How to Become Irrelevant

At the Washington Post Lanae Erickson Hatalsky and Jim Kessler concur with my analysis. Winning 100% of the vote in a handful of counties or even a handful of states is not the path to victory for the Democrats:

“Demography equals destiny” also presumes voters are static beings with unwavering ideologies and consistent voting behavior. But voters aren’t merely reflections of their demographic characteristics, and it’s insulting to treat them that way. Young voters and voters of color aren’t monolithic liberal blocs who will always and reflexively support Democrats. As noted in our report, 44 percent of millennials call themselves independents and only 30 percent are liberals. Among Latinos, 37 percent are Independents and only 28 percent liberals. That means 7 in 10 within these rising American electorate groups consider themselves moderate or even conservative.

That is why we sometimes see dramatic shifts in voting. Independent voters went for Democrats by 17 points in 2006 then supported Republicans by 18 points just four years later. This changeability is evident at the presidential level as well. While Clinton won basically the same number of voters as President Barack Obama did in 2012 (both just under 66 million), there was tremendous voter volatility underneath the surface. A stunning 403 counties that voted for Obama at least once flipped to Trump. In 28 states, the margin of victory for either Trump or Clinton moved decisively from 2012 — by five points or more. Clinton actually outperformed Obama by more than 1 million votes in New York, Massachusetts and California and underperformed him by 3 million votes everywhere else. These are not the presumptively partisan decisions of an electorate driven to vote based on static demographic characteristics. They are the messy result of a push and pull with voters of all demographic stripes who aren’t in the bag for either side.

I believe that the road to relevance lies through good governance. Indiana may be Republican because it’s heavily white but good governance helps to keep it Republican. There are both Democrat-dominated states and Republican-dominated states on the lists of both well-run and poorly-run states. Affiliation won’t prevail forever. Minnesota is even whiter than Indiana and it was run by Democrats. Whatever they were doing worked. Then it stopped working and eventually the people turned elsewhere.

As a famous Illinoisan once said, you can fool all of the people some of the time and some of the people all of the time but you can’t fool all of the people all of the time. Even in Illinois. I guess the question is whether those you can fool are a majority of the voters.

4 comments… add one
  • Modulo Myself Link

    I’m fairly certain that following the defeat of a Third Way centrist Democrat two pollsters who work at a place called Third Way will be really well received. Anyway, in the eyes of Democrats, Clinton screwed up by reaching out to moderate Republicans and promising good governance, e.g. the high standard of having gone through the first month and not having people question your sanity.

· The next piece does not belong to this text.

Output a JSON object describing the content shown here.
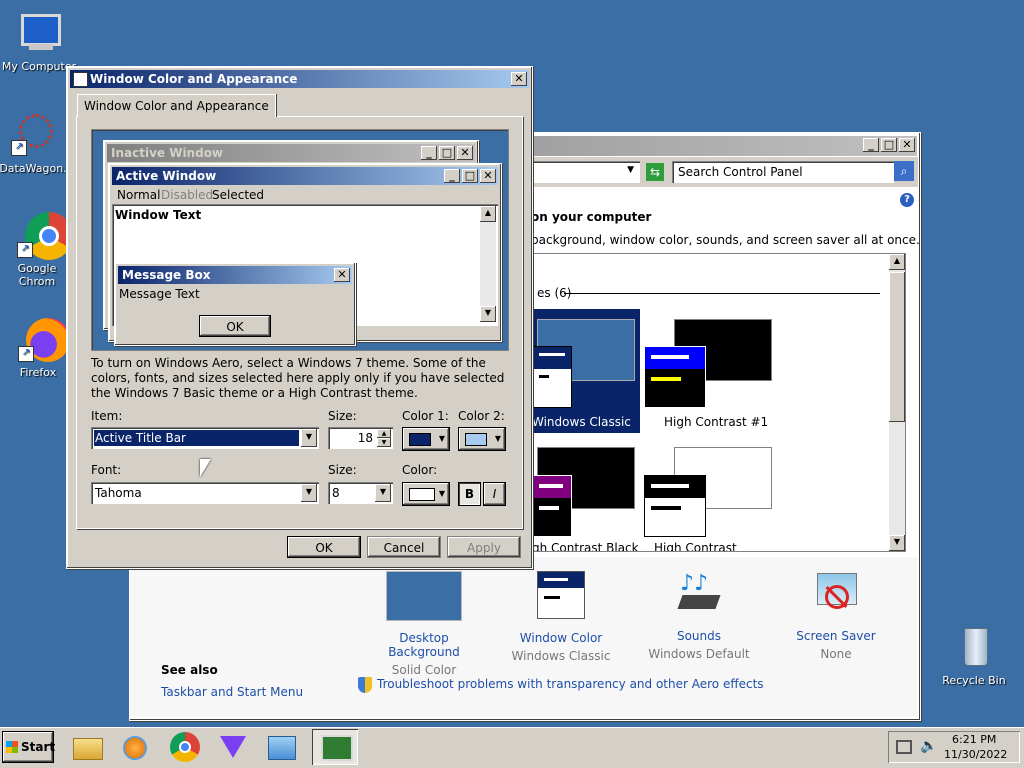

    If there’s a big tent it’s going to be the people in rust belt/upper midwest who hate their local conservatives.

    The idea of good governance, by the way, should be suspect everywhere. If Trump means anything it’s that. Wyoming, for example, is #2 on a list of well-run states, whatever that means. It’s suicide rate is 3x the national average, and around 15% of its citizens suffer from drug/alcohol addiction.

  • steve Link

    The metric are set up to favor southern states. How many people move north to retire? That aside, I don’t think your worked/not worked idea works here. Looking at the bottom of the list, hose states seem pretty solidly blue or red. They aren’t changing because things are not working. The GOP has controlled most state governments for a while. Things are not that great, but they aren’t getting voted out.

    Steve

  • As has been pointed out before here, people don’t vote with perfect rationality. There are affiliational reasons for voting habits among others.

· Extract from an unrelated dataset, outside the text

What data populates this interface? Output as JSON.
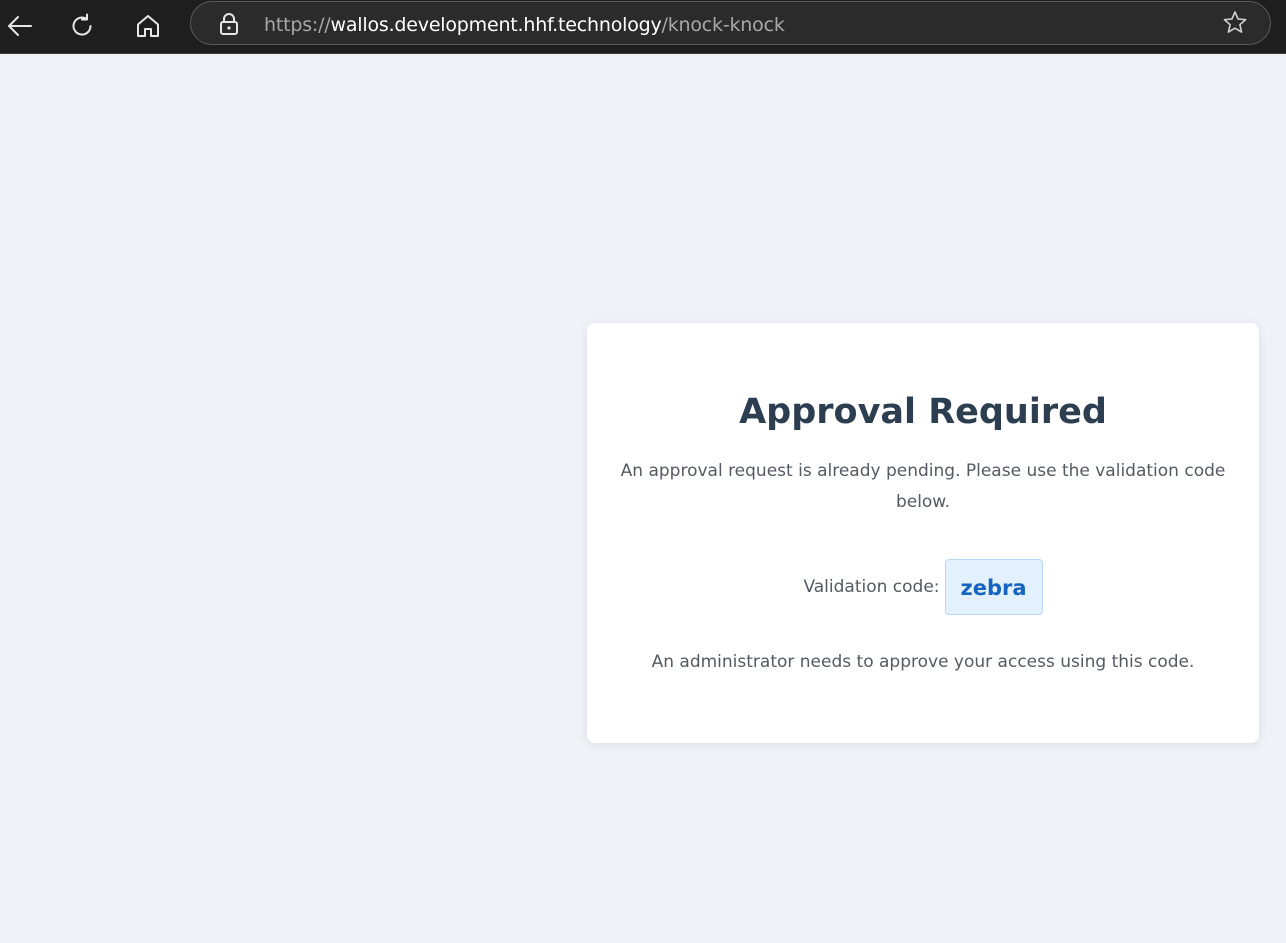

    But there is no such thing as a perpetuity and even solidly Republican constituencies can become solid Democratic constituencies when Republicans don’t perform. The best example of that is blacks. Blacks voted solidly Republican from Emancipation until 1932 and have voted solidly Democratic since then.

  • Ken Hoop Link

    Speaking of demography, I believe Vladimir Putin has a program paying Russian Slavs to have more children.
    I suspect any successful Trumpist-like program (accepting his accusers arguments) will ultimately have to legislate something akin to ensure
    the Democrats stay out of power.